WikiLeaks: a tale of two U.S. Government positions on one issue


It would appear the United States Government has one rule for dealing with powerful media organisations (whose editorial stances could affect its political standing both internationally and domestically) and another for dealing with Wikileaks.

According to The New York Times on 28 November 2010:

About 11,000 of the cables are marked “secret.” An additional 9,000 or so carry the label “noforn,” meaning the information is not to be shared with representatives of other countries, and 4,000 are marked “secret/noforn.” The rest are either marked with the less restrictive label “confidential” or are unclassified. Most were not intended for public view, at least in the near term.

The Times has taken care to exclude, in its articles and in supplementary material, in print and online, information that would endanger confidential informants or compromise national security. The Times’s redactions were shared with other news organizations and communicated to WikiLeaks, in the hope that they would similarly edit the documents they planned to post online.

After its own redactions, The Times sent Obama administration officials the cables it planned to post and invited them to challenge publication of any information that, in the official view, would harm the national interest.
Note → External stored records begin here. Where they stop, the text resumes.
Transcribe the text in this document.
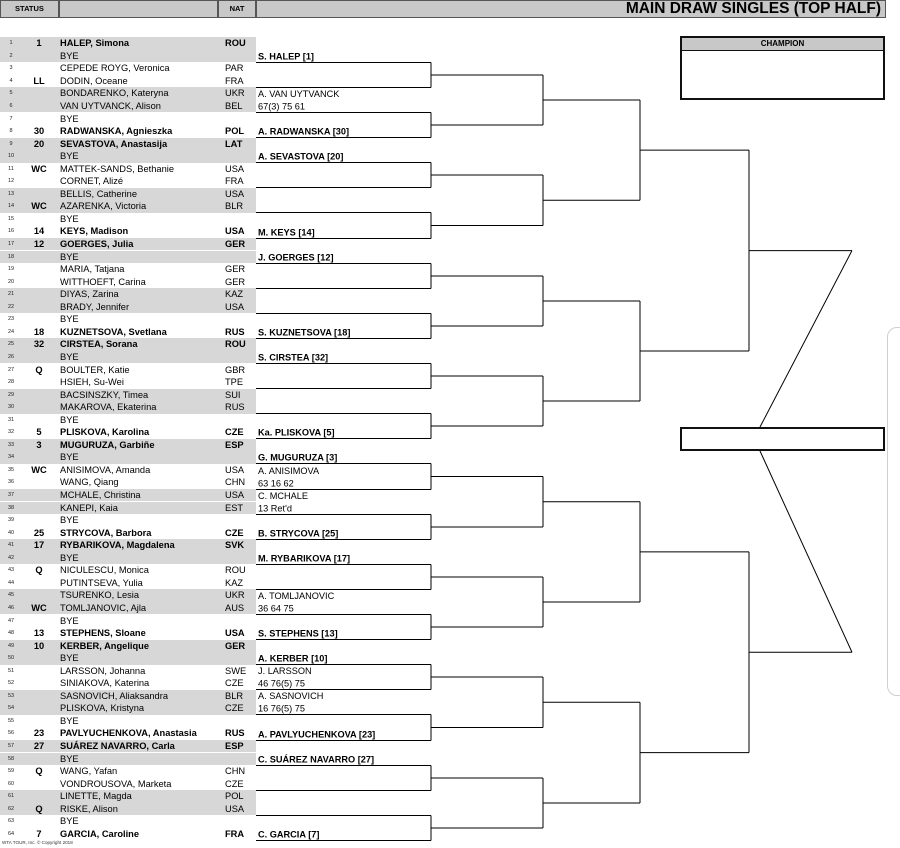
STATUS	NAT	MAIN DRAW SINGLES (TOP HALF)
1	1	HALEP, Simona	ROU
2	BYE
3	CEPEDE ROYG, Veronica	PAR
4	LL	DODIN, Oceane	FRA
5	BONDARENKO, Kateryna	UKR
6	VAN UYTVANCK, Alison	BEL
7	BYE
8	30	RADWANSKA, Agnieszka	POL
9	20	SEVASTOVA, Anastasija	LAT
10	BYE
11	WC	MATTEK-SANDS, Bethanie	USA
12	CORNET, Alizé	FRA
13	BELLIS, Catherine	USA
14	WC	AZARENKA, Victoria	BLR
15	BYE
16	14	KEYS, Madison	USA
17	12	GOERGES, Julia	GER
18	BYE
19	MARIA, Tatjana	GER
20	WITTHOEFT, Carina	GER
21	DIYAS, Zarina	KAZ
22	BRADY, Jennifer	USA
23	BYE
24	18	KUZNETSOVA, Svetlana	RUS
25	32	CIRSTEA, Sorana	ROU
26	BYE
27	Q	BOULTER, Katie	GBR
28	HSIEH, Su-Wei	TPE
29	BACSINSZKY, Timea	SUI
30	MAKAROVA, Ekaterina	RUS
31	BYE
32	5	PLISKOVA, Karolina	CZE
33	3	MUGURUZA, Garbiñe	ESP
34	BYE
35	WC	ANISIMOVA, Amanda	USA
36	WANG, Qiang	CHN
37	MCHALE, Christina	USA
38	KANEPI, Kaia	EST
39	BYE
40	25	STRYCOVA, Barbora	CZE
41	17	RYBARIKOVA, Magdalena	SVK
42	BYE
43	Q	NICULESCU, Monica	ROU
44	PUTINTSEVA, Yulia	KAZ
45	TSURENKO, Lesia	UKR
46	WC	TOMLJANOVIC, Ajla	AUS
47	BYE
48	13	STEPHENS, Sloane	USA
49	10	KERBER, Angelique	GER
50	BYE
51	LARSSON, Johanna	SWE
52	SINIAKOVA, Katerina	CZE
53	SASNOVICH, Aliaksandra	BLR
54	PLISKOVA, Kristyna	CZE
55	BYE
56	23	PAVLYUCHENKOVA, Anastasia	RUS
57	27	SUÁREZ NAVARRO, Carla	ESP
58	BYE
59	Q	WANG, Yafan	CHN
60	VONDROUSOVA, Marketa	CZE
61	LINETTE, Magda	POL
62	Q	RISKE, Alison	USA
63	BYE
64	7	GARCIA, Caroline	FRA
S. HALEP [1]
A. VAN UYTVANCK
67(3) 75 61
A. RADWANSKA [30]
A. SEVASTOVA [20]
M. KEYS [14]
J. GOERGES [12]
S. KUZNETSOVA [18]
S. CIRSTEA [32]
Ka. PLISKOVA [5]
G. MUGURUZA [3]
A. ANISIMOVA
63 16 62
C. MCHALE
13 Ret'd
B. STRYCOVA [25]
M. RYBARIKOVA [17]
A. TOMLJANOVIC
36 64 75
S. STEPHENS [13]
A. KERBER [10]
J. LARSSON
46 76(5) 75
A. SASNOVICH
16 76(5) 75
A. PAVLYUCHENKOVA [23]
C. SUÁREZ NAVARRO [27]
C. GARCIA [7]
CHAMPION
WTA TOUR, Inc. © Copyright 2018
After reviewing the cables, the officials — while making clear they condemn the publication of secret material — suggested additional redactions. The Times agreed to some, but not all. The Times is forwarding the administration’s concerns to other news organizations and, at the suggestion of the State Department, to WikiLeaks itself. In all, The Times plans to post on its Web site the text of about 100 cables — some edited, some in full — that illuminate aspects of American foreign policy.

Letters sent and received according to Foreign Policy and Public intelligence on 26 November and 28 November 2010 respectively:

From Assange to U.S. Government representative; Subject to the general objective of ensuring maximum disclosure of information in the public interest, WikiLeaks would be grateful for the United States Government to privately nominate any specific instances (record numbers or names) where it considers the publication of information would put individual persons at significant risk of harm that has not already been addressed. WikiLeaks will respect the confidentiality of advice provided by the United States Government and is prepared to consider any such submissions made without delay.

From U.S. Government to Assange legal representative; We will not engage in a negotiation regarding the further release or dissemination of illegally obtained U.S. Government classified materials.

Background:

CNN in Public Intelligence on 25 October 2010; An initial comparison of a few documents redacted by WikiLeaks to the same documents released by the Department of Defense shows that WikiLeaks removed more information from the documents than the Pentagon.
CNN accessed the Department of Defense versions from the official U.S. Central Command website, where it posts items that have been released under the Freedom of Information Act.